Efforts to regulate the use of big data and artificial intelligence by insurance companies are rife with myths that threaten to harm policyholders, a leading trade group claims.
“[U]nfounded notions about the effects of using big data and AI in insurance are running rampant, inappropriately serving as the basis for and inappropriately driving creation of new policy relative to risk-based pricing,” reads the conclusion of the issue paper from the National Association of Mutual Insurance Companies.
Established in 1895, NAMIC represents mutual property and casualty insurance companies.
AI and big data are proving to be a natural fit for the insurance world. After all, data sharpens underwriting decisions, produces the most accurate risk assessments and helps to better connect insurance producers with potential buyers.

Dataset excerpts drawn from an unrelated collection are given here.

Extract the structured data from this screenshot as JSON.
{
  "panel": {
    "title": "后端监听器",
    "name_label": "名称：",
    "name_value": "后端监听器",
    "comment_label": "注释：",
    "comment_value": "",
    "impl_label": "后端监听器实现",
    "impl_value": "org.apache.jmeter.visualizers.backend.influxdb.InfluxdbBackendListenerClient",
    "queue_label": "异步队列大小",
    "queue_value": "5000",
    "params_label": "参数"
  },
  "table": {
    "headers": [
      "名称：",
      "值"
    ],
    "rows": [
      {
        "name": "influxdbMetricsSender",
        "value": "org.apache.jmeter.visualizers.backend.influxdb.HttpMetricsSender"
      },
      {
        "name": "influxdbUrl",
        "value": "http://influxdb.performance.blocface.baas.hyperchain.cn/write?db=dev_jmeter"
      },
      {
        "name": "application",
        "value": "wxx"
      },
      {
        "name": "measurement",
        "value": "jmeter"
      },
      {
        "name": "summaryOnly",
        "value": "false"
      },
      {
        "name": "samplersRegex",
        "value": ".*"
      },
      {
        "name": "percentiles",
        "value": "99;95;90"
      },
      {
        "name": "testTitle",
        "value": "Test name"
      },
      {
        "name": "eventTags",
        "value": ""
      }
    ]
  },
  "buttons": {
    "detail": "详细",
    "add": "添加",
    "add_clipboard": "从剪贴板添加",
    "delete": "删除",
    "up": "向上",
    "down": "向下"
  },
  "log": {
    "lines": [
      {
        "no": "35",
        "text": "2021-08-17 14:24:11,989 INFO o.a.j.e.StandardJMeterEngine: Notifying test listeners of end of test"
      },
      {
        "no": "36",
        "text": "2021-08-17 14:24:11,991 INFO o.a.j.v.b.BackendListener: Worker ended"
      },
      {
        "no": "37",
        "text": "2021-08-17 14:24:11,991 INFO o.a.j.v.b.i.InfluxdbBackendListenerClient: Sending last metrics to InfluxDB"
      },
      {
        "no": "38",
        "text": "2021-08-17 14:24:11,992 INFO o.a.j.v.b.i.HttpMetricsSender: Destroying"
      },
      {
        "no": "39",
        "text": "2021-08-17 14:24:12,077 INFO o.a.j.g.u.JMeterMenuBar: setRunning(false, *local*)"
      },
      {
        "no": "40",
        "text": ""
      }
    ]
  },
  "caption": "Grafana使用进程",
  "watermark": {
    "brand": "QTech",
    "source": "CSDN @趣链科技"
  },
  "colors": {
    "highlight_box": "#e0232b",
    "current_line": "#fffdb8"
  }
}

Forty-seven percent of technology executives say AI will have a significant impact on the insurance industry in the next three years, according to a recent LIMRA survey, but 48% of insurers do not have an AI training program yet.
Adoption of AI by insurers is being met with concerns from regulators, advocates, and policymakers over the potential for proxy discrimination, an algorithmic bias. While rulemaking has proceeded slowly, some states adopted statutes regulating the use of AI.
Notably, the Colorado AI regulation requires life insurers to report how they review AI models and use external consumer data and information sources, which includes nontraditional data such as social media posts, shopping habits, internet of things data, biometric data and occupation information that does not have a direct relationship to mortality, among others.
Life insurance companies are also required to develop a governance and risk management framework that includes 13 specific components.
Although Colorado acted first, several other states are considering AI legislation to restrict how insurers handle personal and public data.
Insurance is risk-based
The rush to regulate the use of AI must take into account that insurance works best when underwriters get an accurate risk pool, explained Lindsey Klarkowski, NAMIC’s policy vice president in data science, AI/[machine learning], and cybersecurity.
Many of the AI bills “are taking a one-size-fits-all approach to applying standards to the operation of AI without recognizing distinct differences in how different industries operate,” Klarkowski said. “Insurance is distinct in function. It’s distinct in price, and it’s distinct in its legal framework from many other consumer products, because, by its nature, it is a risk-based product where the rate must be matched to risk.”
Klarkowski authored the issue paper titled, “Big Data, Artificial Intelligence and Risk-Based Pricing: Dispelling Five Common Myths.”
It is in the consumer’s interest for insurers to parse the data and create the most precise risk profiles, Klarkowski. Some advocates have concerns that a continued refinement of data and technology could lead to “a risk pool of one,” she added, at the exclusion of high-risk insureds.
“The more accurate risk rating is, the more insurers can take on riskier policyholders,” Klarkowski explained. “For example, identifying insurable risks in traditionally uninsurable areas, and then as a foundational matter, that risk pool of one argument ignores statistical credibility and the benefits of risk spreading.”
Insurance AI lawsuits
While AI continues to play a bigger role in the insurance world, discrimination complaints are growing as well.
State Farm was sued in the Northern District of Illinois over claims that its AI discriminates against Black customers. The class-action suit claims State Farm’s algorithms are biased against African American names.
Plaintiffs cited a study of 800 homeowners and found discrepancies among Black and white homeowners in the way their State Farm claims were handled. Black policyholders faced more delays, for example.
Klarkowski noted that existing laws prevent discrimination.
“Regardless of whether the work is AI-assisted or whether the work is done by a human, there are still laws in place today that rates cannot be unfairly discriminatory,” she said. “There are laws in place today that the data points that are used and the rates that result must be actuarially sound.”